Куик посмотрел в окно на застывшие под дождем деревья. Он был печален.
– Что самое важное в жизни? – спросил он.
– Если ты собираешься сказать «дружба», я сдаюсь.
– Возвращать долги, если ты кому-то задолжал, верно? Это самая важная вещь!
– Марти! И это говоришь ты? Ты же всю жизнь скрывался от уплаты долгов.
– Да, но никто еще не скрывался от меня. Образ жизни Куика представлял собой улицу с односторонним движением, по которой весь транспорт двигался в том направлении, куда этого хотел он.

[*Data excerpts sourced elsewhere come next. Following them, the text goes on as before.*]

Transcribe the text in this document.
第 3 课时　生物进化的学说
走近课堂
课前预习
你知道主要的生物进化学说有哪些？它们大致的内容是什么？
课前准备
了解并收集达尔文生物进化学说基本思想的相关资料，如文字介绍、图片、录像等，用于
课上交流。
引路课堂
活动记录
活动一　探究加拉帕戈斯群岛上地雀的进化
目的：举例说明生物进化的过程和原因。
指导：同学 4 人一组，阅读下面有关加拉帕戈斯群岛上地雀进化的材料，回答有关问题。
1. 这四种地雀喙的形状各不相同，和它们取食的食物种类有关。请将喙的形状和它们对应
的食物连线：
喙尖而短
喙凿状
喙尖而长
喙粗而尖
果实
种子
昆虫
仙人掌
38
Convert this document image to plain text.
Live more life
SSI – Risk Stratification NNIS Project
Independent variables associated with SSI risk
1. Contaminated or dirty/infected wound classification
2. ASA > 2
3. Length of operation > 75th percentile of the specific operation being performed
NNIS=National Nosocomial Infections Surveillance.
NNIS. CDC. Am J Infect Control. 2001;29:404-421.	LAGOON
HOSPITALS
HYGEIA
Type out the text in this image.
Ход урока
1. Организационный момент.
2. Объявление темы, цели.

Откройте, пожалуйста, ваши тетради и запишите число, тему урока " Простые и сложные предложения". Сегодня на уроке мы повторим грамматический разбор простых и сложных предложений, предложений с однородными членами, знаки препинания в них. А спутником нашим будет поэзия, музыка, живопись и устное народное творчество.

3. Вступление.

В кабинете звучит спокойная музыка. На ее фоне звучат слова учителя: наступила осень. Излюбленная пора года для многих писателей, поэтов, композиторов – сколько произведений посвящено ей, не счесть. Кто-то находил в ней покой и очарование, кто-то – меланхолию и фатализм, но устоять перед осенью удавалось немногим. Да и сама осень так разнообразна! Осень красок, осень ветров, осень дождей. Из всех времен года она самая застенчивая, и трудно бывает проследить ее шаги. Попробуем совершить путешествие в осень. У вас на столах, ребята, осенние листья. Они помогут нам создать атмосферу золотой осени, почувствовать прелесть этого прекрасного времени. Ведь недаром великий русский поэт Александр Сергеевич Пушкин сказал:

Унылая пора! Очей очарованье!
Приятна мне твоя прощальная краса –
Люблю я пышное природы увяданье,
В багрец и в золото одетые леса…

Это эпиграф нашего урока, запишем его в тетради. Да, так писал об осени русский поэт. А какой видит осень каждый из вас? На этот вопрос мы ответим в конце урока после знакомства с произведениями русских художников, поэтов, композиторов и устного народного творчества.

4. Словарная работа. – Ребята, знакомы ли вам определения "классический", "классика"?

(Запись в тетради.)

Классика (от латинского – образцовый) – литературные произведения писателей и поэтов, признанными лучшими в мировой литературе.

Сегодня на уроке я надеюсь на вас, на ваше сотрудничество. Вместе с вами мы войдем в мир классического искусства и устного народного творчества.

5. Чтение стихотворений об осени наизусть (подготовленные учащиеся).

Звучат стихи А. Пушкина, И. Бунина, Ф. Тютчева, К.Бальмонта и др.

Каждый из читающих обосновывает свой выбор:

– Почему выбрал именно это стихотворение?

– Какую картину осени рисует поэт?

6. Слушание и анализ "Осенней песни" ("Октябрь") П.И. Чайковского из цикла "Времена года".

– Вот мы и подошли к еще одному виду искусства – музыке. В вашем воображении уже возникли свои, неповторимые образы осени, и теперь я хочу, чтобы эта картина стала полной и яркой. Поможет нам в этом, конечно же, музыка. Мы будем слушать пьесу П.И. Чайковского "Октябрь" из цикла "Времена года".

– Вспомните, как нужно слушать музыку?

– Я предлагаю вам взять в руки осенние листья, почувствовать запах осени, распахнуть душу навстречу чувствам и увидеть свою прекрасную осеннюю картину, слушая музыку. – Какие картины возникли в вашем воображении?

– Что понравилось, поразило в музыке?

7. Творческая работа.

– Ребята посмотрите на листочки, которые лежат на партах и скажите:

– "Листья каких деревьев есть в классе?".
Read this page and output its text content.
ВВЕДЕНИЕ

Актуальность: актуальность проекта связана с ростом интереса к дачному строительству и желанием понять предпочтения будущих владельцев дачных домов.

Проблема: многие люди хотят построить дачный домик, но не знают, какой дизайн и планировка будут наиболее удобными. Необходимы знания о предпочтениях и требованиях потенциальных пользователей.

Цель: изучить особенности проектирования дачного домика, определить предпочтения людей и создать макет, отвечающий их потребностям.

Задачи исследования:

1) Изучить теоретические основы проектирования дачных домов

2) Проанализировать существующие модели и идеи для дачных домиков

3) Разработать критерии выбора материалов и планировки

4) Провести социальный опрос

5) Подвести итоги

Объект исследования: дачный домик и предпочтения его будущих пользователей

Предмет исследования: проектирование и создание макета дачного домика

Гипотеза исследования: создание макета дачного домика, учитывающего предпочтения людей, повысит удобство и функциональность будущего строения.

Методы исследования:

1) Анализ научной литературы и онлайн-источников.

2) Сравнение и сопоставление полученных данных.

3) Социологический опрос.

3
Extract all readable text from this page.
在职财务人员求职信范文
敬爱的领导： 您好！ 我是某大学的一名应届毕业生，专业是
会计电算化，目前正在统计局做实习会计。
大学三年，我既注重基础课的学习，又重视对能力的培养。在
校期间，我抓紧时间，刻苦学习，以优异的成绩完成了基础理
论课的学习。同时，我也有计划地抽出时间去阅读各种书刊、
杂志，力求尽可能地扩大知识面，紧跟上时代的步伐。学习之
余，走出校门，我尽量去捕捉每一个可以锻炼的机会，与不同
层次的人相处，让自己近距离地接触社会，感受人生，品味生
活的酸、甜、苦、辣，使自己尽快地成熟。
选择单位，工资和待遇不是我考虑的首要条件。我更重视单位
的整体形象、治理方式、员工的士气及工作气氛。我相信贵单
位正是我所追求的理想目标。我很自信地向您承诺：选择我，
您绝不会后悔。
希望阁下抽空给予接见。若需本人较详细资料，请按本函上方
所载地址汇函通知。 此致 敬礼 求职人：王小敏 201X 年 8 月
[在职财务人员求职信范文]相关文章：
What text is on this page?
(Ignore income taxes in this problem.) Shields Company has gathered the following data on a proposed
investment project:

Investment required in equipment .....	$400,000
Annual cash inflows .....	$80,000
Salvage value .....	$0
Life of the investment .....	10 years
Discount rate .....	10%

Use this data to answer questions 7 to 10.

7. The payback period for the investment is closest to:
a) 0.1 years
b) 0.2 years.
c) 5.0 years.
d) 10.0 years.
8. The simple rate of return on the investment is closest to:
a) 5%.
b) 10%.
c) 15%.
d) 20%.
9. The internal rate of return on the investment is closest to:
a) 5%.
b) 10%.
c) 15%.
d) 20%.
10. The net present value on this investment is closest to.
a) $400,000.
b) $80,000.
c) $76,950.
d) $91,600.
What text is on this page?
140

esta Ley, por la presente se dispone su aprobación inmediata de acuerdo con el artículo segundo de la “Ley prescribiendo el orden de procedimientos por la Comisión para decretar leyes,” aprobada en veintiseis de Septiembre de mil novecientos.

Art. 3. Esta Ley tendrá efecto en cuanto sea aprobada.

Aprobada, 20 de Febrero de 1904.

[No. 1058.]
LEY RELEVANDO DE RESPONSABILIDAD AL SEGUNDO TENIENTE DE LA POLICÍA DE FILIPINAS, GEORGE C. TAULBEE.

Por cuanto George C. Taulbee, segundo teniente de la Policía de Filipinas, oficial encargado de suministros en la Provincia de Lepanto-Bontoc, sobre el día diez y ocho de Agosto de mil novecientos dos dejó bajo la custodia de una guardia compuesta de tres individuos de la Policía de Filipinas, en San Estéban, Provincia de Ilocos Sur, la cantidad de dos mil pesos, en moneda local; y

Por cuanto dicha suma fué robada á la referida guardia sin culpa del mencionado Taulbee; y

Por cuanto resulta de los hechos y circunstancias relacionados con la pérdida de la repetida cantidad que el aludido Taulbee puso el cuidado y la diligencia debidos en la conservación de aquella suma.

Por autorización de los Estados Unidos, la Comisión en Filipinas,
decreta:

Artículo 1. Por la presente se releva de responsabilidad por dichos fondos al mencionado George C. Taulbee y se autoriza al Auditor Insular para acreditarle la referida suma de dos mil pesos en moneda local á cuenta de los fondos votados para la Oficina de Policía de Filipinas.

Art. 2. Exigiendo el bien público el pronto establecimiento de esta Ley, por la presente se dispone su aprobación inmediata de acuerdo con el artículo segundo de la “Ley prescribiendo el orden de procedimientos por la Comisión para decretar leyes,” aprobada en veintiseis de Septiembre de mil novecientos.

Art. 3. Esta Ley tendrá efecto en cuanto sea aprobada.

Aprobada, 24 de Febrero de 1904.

Время от времени Рэнди спрашивал себя, почему он продолжает дружить с таким человеком, но ответ был ему давно известен: много лет назад Куик был его единственным другом, единственным человеком, который помог ему – более того, он был единственным, кто не только знал его секрет, но и сотни раз выручал его из беды. Когда возникали неприятности, настоящие неприятности, о которых Рэнди не хотел говорить ни Натали, ни ее отцу, он всегда шел сначала к Марти. У Марти, по крайней мере, было одно достоинство – его нелегко было чем-то шокировать. К тому же, благодаря Марти, Рэнди мало-помалу вложил свои сбережения в недвижимость, апельсиновые плантации, химчистки, автостоянки за пределами большого Лос-Анджелеса – бизнес далеко не шикарный, но приносящий доход.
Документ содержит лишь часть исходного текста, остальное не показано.